A while back I was asked to appear on Robert Lawrence Kuhn’s Closer to Truth videos, but I had some issues over Templeton funding (there appears to be none), and the fact that the show always seems to be pushing goddiness.
Given that Kuhn has now interviewed atheist Dan Dennett (see the 8-minute video below), perhaps I should have been more willing to be interviewed, for I see my correspondence with Kuhn simply petered out. What makes Dan ideal for this kind of show is that he’s affable, pulls no punches about his nonbelief, but also is interested in the phenomena of religion and especially of “belief in belief”: the view that religion is a good thing for humanity regardless of whether you yourself accept a god. As Dan points out, there are more people with “belief in belief” than those with “belief in God”, because the former class subsumes the latter and adds nonbelievers as well. So his interest in religion goes well beyond investigating whether any gods exist.
Dan does a good job here, saying that the Abrahamic god doesn’t exist but that the phenomenon of religion is still worth studying. He notes the steep decline of religiosity throughout most of the world, which just prompts churches to proselytize all the more. As he says, “Religions aren’t growing; they’re just growing louder.” (Dan’s handy with the bon mots.)
My only quibble with what Dan says, and it’s barely even a quibble, is that he’s not all that interested in the existence of gods.
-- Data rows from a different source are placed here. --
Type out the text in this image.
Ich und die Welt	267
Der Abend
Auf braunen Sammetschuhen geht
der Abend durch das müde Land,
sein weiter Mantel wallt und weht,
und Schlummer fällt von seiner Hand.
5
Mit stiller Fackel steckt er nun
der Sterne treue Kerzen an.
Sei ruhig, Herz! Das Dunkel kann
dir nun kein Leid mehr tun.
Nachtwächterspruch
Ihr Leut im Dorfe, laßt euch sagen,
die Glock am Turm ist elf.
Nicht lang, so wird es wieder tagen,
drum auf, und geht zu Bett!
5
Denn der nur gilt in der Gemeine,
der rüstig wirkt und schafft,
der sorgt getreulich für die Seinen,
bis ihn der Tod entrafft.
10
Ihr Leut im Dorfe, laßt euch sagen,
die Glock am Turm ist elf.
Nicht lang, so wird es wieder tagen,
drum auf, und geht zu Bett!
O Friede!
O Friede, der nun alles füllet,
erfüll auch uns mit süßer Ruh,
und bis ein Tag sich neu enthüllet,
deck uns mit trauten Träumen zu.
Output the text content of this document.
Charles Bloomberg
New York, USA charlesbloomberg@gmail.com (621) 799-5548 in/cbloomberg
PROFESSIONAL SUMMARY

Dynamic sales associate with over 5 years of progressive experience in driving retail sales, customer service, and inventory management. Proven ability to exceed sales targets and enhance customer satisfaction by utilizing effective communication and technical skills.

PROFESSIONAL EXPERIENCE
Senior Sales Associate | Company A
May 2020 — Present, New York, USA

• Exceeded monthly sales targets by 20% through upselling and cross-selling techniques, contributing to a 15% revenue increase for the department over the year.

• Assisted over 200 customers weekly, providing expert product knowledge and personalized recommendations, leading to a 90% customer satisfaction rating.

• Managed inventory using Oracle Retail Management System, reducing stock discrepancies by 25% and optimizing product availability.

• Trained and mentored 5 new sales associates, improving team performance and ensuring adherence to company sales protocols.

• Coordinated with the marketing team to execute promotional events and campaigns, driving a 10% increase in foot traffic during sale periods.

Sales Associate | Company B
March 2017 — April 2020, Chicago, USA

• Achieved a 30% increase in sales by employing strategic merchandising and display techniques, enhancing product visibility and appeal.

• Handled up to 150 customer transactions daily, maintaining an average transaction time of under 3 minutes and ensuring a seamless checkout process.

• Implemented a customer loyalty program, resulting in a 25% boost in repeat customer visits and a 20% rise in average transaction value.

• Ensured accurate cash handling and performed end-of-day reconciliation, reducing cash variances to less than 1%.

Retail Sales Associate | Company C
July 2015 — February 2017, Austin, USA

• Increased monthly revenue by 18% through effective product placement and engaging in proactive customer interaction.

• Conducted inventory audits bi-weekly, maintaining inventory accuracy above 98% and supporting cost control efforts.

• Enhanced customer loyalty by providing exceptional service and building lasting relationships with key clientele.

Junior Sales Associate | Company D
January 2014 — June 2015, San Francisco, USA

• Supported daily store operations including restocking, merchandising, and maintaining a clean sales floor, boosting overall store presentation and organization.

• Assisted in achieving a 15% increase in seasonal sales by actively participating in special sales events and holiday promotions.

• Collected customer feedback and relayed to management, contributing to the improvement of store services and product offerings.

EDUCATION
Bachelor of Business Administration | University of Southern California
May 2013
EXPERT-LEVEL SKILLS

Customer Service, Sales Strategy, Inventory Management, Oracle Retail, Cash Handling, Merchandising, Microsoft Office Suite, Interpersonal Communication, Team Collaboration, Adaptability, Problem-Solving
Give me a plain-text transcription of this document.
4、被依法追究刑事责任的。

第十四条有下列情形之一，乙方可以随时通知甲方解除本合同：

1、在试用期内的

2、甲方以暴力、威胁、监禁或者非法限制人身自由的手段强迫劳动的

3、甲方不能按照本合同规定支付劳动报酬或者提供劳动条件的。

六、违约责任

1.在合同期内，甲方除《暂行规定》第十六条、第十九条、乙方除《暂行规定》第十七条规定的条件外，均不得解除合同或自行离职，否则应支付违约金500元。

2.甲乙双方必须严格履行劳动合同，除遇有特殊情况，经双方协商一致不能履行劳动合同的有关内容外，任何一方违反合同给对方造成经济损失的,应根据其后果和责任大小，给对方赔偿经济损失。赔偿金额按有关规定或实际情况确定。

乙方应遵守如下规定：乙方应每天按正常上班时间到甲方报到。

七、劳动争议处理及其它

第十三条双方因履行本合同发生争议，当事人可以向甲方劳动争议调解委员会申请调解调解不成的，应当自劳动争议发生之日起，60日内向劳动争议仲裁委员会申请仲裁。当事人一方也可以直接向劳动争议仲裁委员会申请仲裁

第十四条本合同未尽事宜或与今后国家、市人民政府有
Having dismissed the Abrahamic one, he also isn’t interested in whether there is something “real” for which God can be seen as a metaphor (e.g., the cosmos or a Tillichian “Ground of Being” because “the answer to it doesn’t have much to do with how religions flourish and it guide people’s lives in the future.”
That may be true, but if you take moral guidance from the metaphorical god, or pray to it, or inculcate your children in it, or simply take the view that faith plays a role in this process, then at best you’re enabling belief in the unevidenced, and at worst promulgating or preaching bad behaviors.